- New York, NY United States

Information
- Grades: PreK-12
- Website: https://harlemvillageacademies.org/

= Harlem Village Academies =

Network of charter schools in New York City

Harlem Village Academies (HVA) is a group of five charter schools in Harlem, New York serving students from PreK through 12th grade. HVA is known for its deeper learning philosophy, and is the only group of charter schools in New York State offering Montessori early childhood education and the International Baccalaureate (IB) program. It has produced high levels of academic performance, ranking at the very top compared to state, city, charter, and district averages.

== Mission ==
Harlem Village Academies prepares students to become intellectually sophisticated, wholesome in character, avid readers, fiercely independent thinkers, and compassionate individuals who graduate from college and make a meaningful contribution to society.
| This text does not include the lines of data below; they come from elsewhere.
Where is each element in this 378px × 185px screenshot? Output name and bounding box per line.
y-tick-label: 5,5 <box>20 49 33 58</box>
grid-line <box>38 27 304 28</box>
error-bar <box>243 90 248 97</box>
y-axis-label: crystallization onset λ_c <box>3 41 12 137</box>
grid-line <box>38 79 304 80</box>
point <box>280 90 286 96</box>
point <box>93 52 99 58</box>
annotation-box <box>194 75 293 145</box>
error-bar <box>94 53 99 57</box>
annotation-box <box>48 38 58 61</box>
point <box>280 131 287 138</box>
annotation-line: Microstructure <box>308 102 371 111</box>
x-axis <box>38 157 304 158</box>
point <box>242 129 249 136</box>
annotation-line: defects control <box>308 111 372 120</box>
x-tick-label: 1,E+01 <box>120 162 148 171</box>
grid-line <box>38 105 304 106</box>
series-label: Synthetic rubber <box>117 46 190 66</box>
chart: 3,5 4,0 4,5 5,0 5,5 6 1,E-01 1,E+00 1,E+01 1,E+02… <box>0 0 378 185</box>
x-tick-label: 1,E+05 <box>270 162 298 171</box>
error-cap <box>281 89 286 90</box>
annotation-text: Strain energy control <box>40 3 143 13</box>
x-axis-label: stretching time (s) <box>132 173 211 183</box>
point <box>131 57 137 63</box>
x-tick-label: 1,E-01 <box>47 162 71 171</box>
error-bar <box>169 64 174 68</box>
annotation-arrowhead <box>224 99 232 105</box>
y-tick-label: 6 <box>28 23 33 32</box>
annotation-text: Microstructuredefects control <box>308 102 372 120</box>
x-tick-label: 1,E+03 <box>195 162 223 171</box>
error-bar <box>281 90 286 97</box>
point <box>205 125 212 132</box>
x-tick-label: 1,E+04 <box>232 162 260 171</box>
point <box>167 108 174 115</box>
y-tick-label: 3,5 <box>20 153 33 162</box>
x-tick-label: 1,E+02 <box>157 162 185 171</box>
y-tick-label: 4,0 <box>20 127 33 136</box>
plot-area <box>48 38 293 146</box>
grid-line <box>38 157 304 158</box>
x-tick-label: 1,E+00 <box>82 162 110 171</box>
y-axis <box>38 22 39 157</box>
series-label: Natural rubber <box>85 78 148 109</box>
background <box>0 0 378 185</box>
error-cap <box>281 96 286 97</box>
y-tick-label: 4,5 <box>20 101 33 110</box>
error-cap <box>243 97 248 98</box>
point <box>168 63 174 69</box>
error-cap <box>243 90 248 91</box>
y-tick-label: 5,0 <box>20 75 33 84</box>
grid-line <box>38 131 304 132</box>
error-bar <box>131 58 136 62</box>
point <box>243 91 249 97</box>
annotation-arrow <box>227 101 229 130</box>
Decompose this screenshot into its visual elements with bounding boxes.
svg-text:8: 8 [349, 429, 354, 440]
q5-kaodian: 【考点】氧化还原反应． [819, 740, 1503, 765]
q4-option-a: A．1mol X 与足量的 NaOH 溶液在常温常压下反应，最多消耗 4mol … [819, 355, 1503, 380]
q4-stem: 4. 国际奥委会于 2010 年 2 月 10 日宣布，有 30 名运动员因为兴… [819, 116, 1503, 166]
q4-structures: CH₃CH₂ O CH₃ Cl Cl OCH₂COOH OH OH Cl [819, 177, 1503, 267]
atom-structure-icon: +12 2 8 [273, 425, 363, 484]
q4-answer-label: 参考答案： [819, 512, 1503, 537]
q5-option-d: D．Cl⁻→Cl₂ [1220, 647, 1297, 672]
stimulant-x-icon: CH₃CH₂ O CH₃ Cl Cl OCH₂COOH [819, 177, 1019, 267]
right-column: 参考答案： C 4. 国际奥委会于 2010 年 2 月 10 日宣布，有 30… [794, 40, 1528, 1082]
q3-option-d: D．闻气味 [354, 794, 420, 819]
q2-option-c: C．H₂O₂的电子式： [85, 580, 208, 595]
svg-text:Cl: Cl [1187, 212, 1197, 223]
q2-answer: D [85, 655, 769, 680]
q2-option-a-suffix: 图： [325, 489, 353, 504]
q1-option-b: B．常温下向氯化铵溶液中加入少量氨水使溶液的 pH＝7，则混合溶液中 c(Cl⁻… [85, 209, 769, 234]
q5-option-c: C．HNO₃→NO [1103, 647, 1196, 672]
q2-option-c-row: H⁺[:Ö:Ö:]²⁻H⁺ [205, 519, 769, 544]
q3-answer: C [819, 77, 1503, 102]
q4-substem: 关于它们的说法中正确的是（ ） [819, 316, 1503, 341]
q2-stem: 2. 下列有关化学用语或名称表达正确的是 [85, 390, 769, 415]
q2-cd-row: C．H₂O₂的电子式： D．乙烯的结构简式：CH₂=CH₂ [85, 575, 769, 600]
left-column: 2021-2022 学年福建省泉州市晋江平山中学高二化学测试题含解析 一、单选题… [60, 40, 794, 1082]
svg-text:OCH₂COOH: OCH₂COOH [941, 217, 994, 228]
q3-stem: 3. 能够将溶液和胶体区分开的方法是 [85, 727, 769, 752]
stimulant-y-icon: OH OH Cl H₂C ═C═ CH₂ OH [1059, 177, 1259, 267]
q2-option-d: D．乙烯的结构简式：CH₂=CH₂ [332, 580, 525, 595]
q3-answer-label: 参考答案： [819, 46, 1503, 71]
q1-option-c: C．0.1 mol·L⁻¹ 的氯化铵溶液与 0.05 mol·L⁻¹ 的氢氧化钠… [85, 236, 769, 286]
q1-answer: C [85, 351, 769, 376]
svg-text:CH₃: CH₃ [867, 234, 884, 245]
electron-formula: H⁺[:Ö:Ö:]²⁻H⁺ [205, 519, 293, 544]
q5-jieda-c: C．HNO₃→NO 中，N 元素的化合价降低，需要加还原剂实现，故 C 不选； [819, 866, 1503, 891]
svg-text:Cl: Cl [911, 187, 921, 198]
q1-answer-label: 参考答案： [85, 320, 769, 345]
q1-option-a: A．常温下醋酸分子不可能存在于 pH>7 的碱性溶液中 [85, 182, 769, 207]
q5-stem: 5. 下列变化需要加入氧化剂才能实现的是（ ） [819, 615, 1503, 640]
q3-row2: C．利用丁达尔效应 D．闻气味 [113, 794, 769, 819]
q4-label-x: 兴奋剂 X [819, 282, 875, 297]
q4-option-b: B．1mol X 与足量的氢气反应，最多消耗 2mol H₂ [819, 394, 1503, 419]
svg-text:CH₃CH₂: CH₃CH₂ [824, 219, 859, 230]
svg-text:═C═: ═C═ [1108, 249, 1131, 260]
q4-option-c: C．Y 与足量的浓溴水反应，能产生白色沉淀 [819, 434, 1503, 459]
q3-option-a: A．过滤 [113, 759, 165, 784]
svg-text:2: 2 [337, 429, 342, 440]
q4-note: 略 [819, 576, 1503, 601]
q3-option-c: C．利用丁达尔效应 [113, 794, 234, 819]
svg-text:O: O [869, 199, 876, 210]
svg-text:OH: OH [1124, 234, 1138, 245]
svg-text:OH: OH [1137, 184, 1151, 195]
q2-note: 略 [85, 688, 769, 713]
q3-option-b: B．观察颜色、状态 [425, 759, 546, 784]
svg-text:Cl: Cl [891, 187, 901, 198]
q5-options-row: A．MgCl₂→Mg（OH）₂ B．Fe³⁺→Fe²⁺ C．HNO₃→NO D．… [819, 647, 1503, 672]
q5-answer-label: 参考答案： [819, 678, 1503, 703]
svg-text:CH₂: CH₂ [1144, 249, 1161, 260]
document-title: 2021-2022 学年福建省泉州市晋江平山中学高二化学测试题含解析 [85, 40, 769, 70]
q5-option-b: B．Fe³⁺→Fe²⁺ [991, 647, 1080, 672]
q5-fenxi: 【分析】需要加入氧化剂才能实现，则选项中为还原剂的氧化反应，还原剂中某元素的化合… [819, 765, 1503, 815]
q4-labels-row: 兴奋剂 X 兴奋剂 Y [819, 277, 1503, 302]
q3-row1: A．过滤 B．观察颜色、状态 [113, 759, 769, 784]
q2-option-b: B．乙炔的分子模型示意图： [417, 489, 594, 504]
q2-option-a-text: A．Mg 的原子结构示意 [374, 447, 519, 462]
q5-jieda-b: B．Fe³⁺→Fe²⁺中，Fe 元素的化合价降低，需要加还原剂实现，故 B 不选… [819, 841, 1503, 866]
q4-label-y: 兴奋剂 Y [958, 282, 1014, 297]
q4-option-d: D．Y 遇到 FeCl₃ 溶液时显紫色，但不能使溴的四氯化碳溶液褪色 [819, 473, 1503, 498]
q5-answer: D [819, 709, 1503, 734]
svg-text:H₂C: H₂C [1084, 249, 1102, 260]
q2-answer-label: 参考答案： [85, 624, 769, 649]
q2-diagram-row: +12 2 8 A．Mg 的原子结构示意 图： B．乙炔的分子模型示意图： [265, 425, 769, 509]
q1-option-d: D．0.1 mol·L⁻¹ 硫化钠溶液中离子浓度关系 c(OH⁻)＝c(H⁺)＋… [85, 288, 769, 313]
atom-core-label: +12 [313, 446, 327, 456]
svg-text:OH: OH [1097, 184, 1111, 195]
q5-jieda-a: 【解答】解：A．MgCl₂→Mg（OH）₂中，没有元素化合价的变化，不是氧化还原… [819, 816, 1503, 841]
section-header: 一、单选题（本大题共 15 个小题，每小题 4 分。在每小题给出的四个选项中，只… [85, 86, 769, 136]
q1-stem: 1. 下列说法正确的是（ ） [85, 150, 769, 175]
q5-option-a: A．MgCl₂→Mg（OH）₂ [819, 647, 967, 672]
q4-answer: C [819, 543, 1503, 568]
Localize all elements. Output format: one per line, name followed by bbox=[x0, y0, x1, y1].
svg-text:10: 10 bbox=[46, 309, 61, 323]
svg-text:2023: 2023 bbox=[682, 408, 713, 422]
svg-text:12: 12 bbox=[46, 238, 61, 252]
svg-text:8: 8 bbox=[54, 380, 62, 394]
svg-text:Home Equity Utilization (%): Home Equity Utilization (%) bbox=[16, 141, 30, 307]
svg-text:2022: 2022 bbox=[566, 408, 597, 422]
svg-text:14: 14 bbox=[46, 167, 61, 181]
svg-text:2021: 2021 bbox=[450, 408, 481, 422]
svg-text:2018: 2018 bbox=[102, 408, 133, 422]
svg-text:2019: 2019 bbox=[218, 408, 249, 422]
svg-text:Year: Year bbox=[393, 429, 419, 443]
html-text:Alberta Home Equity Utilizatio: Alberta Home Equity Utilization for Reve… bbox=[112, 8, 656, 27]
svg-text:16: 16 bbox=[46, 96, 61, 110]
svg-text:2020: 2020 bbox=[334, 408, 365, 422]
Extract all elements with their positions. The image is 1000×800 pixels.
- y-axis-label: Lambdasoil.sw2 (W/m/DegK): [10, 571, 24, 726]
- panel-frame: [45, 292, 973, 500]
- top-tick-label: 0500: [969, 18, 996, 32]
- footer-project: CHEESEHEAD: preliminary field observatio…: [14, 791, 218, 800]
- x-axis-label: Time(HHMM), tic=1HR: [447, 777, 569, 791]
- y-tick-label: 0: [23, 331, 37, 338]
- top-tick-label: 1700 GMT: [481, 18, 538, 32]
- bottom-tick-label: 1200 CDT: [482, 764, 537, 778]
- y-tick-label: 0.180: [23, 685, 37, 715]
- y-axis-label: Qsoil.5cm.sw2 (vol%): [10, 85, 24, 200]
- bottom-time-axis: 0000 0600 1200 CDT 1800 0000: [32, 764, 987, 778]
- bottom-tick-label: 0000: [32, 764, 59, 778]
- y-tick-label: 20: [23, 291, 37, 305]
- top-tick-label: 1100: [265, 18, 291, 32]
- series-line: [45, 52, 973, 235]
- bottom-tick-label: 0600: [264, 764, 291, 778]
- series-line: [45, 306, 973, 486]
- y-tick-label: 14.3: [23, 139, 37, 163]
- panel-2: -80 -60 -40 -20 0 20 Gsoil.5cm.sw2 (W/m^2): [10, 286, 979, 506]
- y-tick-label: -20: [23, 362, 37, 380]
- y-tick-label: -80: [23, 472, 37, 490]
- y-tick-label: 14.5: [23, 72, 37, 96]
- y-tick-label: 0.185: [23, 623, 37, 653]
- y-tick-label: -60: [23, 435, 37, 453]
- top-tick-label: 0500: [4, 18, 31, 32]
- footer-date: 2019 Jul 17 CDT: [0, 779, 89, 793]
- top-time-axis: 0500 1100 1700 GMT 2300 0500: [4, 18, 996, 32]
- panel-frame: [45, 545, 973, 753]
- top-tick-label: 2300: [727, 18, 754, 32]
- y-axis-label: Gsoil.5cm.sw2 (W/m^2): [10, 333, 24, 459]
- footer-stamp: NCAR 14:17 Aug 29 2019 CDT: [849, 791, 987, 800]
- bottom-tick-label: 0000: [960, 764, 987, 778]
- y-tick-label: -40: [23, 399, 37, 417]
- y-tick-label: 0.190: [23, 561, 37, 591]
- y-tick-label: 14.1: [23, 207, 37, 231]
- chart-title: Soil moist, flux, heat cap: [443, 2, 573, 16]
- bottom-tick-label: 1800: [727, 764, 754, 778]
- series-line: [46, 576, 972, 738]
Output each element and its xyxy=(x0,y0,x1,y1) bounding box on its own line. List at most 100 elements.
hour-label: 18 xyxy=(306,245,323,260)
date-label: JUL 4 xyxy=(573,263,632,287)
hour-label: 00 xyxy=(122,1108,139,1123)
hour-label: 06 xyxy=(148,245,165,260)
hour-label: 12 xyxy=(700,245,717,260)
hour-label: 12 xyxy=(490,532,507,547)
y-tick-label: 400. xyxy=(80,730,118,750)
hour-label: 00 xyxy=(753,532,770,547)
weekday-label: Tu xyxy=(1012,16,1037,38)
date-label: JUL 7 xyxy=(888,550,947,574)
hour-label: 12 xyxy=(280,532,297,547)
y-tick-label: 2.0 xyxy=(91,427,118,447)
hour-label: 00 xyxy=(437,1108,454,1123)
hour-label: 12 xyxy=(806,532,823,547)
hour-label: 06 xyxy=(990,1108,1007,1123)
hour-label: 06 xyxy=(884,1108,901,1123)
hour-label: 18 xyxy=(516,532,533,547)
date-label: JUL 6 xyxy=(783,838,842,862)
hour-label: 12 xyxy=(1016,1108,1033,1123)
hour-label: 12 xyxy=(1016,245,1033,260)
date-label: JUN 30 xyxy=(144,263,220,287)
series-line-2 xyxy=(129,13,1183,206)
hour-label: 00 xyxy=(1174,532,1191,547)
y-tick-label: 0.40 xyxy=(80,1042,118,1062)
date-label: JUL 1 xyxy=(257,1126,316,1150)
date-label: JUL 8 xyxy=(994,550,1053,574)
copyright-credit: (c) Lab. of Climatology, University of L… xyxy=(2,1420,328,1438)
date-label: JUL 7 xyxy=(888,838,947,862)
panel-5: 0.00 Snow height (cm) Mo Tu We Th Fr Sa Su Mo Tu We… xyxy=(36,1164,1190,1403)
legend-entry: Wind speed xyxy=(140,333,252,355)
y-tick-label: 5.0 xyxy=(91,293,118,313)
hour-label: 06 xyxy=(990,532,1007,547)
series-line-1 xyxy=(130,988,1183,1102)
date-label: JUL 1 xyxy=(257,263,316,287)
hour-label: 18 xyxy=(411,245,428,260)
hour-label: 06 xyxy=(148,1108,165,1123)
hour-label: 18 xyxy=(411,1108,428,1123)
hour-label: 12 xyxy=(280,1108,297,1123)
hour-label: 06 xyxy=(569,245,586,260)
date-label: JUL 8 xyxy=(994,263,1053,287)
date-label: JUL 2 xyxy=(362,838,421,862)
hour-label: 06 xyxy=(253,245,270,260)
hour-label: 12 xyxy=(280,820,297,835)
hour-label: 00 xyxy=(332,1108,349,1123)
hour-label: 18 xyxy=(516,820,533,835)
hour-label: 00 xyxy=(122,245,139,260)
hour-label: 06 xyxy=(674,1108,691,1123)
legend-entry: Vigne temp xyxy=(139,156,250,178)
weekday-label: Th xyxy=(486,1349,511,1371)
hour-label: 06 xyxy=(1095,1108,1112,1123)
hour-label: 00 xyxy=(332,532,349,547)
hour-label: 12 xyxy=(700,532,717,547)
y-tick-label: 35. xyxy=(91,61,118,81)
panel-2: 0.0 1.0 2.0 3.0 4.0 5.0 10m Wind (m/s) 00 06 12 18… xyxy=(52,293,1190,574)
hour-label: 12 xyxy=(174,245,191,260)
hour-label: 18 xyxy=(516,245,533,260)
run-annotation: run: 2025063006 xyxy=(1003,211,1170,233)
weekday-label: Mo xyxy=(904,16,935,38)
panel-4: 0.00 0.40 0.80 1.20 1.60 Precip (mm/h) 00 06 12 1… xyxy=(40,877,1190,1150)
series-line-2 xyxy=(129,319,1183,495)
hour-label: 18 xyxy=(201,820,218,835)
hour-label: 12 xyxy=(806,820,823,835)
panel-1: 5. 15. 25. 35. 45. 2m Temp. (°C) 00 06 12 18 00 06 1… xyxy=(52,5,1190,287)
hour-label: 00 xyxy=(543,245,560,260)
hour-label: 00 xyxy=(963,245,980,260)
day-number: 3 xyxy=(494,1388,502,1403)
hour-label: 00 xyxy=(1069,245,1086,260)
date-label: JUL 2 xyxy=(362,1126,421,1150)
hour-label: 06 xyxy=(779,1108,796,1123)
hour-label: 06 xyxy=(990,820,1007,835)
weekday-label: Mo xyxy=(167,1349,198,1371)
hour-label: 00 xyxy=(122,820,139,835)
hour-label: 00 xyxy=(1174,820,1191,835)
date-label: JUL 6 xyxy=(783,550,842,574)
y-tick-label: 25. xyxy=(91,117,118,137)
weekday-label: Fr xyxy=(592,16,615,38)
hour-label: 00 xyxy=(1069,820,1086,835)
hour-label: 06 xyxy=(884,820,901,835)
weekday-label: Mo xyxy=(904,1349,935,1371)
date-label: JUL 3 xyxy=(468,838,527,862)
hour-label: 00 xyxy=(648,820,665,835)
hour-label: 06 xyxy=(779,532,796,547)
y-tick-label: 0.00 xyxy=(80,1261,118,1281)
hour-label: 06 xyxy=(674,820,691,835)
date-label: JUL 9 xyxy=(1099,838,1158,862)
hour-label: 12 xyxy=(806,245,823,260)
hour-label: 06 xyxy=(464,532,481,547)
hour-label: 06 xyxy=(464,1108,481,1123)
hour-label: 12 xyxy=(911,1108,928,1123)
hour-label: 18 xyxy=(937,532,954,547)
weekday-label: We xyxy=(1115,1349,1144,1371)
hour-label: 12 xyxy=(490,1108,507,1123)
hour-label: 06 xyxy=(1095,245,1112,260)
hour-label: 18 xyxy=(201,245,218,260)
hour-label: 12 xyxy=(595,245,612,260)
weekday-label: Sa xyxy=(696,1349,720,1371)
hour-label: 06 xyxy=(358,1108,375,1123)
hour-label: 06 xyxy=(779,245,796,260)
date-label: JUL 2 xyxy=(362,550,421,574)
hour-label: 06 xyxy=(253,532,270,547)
== Academic Performance ==
Harlem Village Academies has consistently posted strong academic outcomes. According to the New York State Department of Education, for the most recent state tests in 2025, 90% of HVA students scored proficient in reading (English Language Arts), compared to a statewide average of 53%, and 94% of students scored proficient in mathematics, compared to 55% statewide.

The schools report that 100% of their seniors are accepted to 4-year colleges.

== History ==
In 2002, after two years of field research, fundraising, education design, and startup planning by the founder Dr. Deborah Kenny, the Harlem Village Academies charters were submitted and subsequently approved by the Charter Schools Institute of the State University of New York. In its early years HVA partnered with a local community based organization, the East Harlem Council for Community Improvement (EHCCI).

In 2003, the first HVA was opened as a middle school in Harlem with Dr. Kenny serving as founding principal. The first class of students entered the school 5th grade. In 2005, the second HVA middle school was opened. The two middle schools are called HVA West Middle and HVA East Middle. "The majority of the youngsters come into the middle schools performing at three to four years behind their grade levels." In thinking about the design for the schools, "It never crossed Ms. Kenny's mind that a rich and abiding intellectual life was out of the reach of the kids growing in a tough urban environment."

In August 2007, HVA opened its third school: a high school called HVA High. The high school was initially located inside the EHCCI community center, and eventually developed a new school facility build through a public-private partnership. In 2009, with 400 students on the wait list ofr its middle schools, Mayor Michael Bloomberg called HVA "the poster child for this country" and a model of President Obama's educational aspirations.

In 2012, HVA opened its fourth and fifth schools: the two HVA elementary schools. The first class of elementary students entered in kindergarten. These schools are known as HVA East Elementary and HVA West Elementary. The vision for the kindergarten program was inspired by early childhood development experts such as Nancy Carlsson-Paige. The HVA kindergarten promoted the idea that, "Play is not a break from learning or a way to fill time for the little ones: play, imagination and discovery are how kindergartners learn."

In 2013, it established the Deeper Learning Institute (DLI), a graduate program resulting in a master's degree and certifications in both elementary and special education, to support instructional practices.

In 2016, consistent with Kenny's vision of deeper learning, HVA began offering the International Baccalaureate (IB), and in 2020 shifted to "IB for All" in which all students are engaged in a rigorous course of study. In 2020, as part of Kenny's expansion of the organization's focus on deeper learning at all grade levels, Kenny conceived of the idea of opening a PreK based on the Montessori method. The first HVA Montessori PreK program opened in 2021.

== Schools ==
Schools in the network include:

| School | Grades Served | Location |
|---|---|---|
| HVA East Elementary | PreK-4 | 2351 1st Avenue |
| HVA West Elementary | PreK-4 | 74 West 124th Street |
| HVA East Middle | 5-8 | 2351 1st Avenue |
| HVA West Middle | 5-8 | 244 West 144th Street |
| HVA High | 9-12 | 35 West 124th Street |

== Instructional Approach ==
The schools emphasize a deeper learning approach focused on critical thinking, intrinsic motivation, problem solving, student self-direction, and challenging curriculum, including:

=== Montessori PreK ===
HVA operated a Montessori-based PreK progrma designed to promote student independence, concentration, and self-directed learning. The program emphasized extended periods of focused work, student responsibility, and the use of specialized instructional materials.

The Montessori program was introduced in the 2021-22 school year. As of 2026, HVA is pursuing accreditation by the American Montessori Society, which would make it one of just 16 AMS public member schools that have completed this rigorous process.

=== International Baccalaureate ===
HVA High School offers the International Baccalaureate (IB) Diploma Programme. The school follows an "IB for All" model, in which all students complete the requirements of the IB diploma sequence as a condition of graduation.

The IB curriculum includes advanced coursework across mathematics, science and technology, English, literature, language acquisition, history, civics, and the arts, as well as unique core components including theory of knowledge, extended essays, and interdisciplinary assessments.